Appese nella parte centrale pezzi di carne di montone o cammello che, senza spostarsi, vengono cucinate sulle braci posizionate ai lati della tenda. E’ un ingranaggio collaudato, non si sprecano energie che nelle giornate torride sono preziose.  A volte la sottile striscia d’asfalto diventa invisibile, il deserto avanza e copre ogni cosa, ti spiazza, rende le cose vanescenti e senza un moto continuo. I tramonti abbagliano, girandole di luci e di pensieri, intimi e coinvolgenti. La luce calda della sera avvolge ogni cosa, e tutto diventa ancor più bello, poetico. Ma quell’ansia di controllo ti segue ovunque, come un macigno sul torace, come un peso sulla nuca. La polizia, a volto coperto con spessi occhiali scuri, mitra alla mano, aggiunge peso al controllo.

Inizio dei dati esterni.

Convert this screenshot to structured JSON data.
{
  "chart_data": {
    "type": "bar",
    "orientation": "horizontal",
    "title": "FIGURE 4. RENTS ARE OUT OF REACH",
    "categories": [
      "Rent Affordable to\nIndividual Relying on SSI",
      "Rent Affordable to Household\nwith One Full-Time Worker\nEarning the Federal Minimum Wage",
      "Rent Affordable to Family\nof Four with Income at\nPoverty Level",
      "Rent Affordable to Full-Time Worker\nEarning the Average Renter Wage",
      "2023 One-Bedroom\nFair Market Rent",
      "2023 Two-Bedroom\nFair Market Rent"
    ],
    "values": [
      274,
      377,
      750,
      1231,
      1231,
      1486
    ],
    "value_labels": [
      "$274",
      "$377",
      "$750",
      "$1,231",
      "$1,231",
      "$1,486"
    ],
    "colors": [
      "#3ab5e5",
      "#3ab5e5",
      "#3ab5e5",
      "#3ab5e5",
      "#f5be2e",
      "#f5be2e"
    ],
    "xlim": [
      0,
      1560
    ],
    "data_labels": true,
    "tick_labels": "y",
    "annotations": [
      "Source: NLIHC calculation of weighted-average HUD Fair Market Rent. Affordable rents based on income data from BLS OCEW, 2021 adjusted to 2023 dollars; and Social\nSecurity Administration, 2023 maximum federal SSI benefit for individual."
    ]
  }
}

Documenti, fiches, informazioni, domande, risposte, chiarimenti, richieste di denaro e di regali. Un rosario di parole dette e ripetute all’infinito, sino al prossimo posto di blocco. Ma una natura cosi’  spettacolare a volte riesce a farti dimenticare certe brutture, certi squallori. I primi monumentali baobab e gli accenni di una savana li incontri verso il confine con il Mali, assapori un gusto d’Africa che non trovi in Marocco. Pensi che dietro a quell’albero, nascosto tra la bassa vegetazione, potrebbe uscire un leone, un ghepardo o un antilope, e non sarebbe fuori posto. Simbolo di questo paese la Draa (tunica azzurra o bianca che tutti gli uomini indossano), esibita con orgoglio e una punta di civetteria; in una piccola città, Néma, ho visto un ragazzo che lavava e  poi stirava centinaia di questi capi (non si lavano in casa, non c’è acqua) usando semplicemente un antico ferro a brace, vaporizzando sul tessuto sorsate d’acqua direttamente dalla bocca.

Purtroppo la mutilazione genitale femminile e l’alimentazione forzata delle giovani spose è pratica comune ancora oggi nelle comunità rurali. In Mauritania vivono in stato di schiavitù circa 100.000 persone, arcaica e delinquenziale pratica che ancora oggi è diffusa sul territorio. Il colore della pelle è un importante fattore discriminante, dividendo la popolazione in Bidan e Haratin, mauri bianchi e neri, e sul gradino più basso si trovano gli schiavi e gli ex-schiavi neri.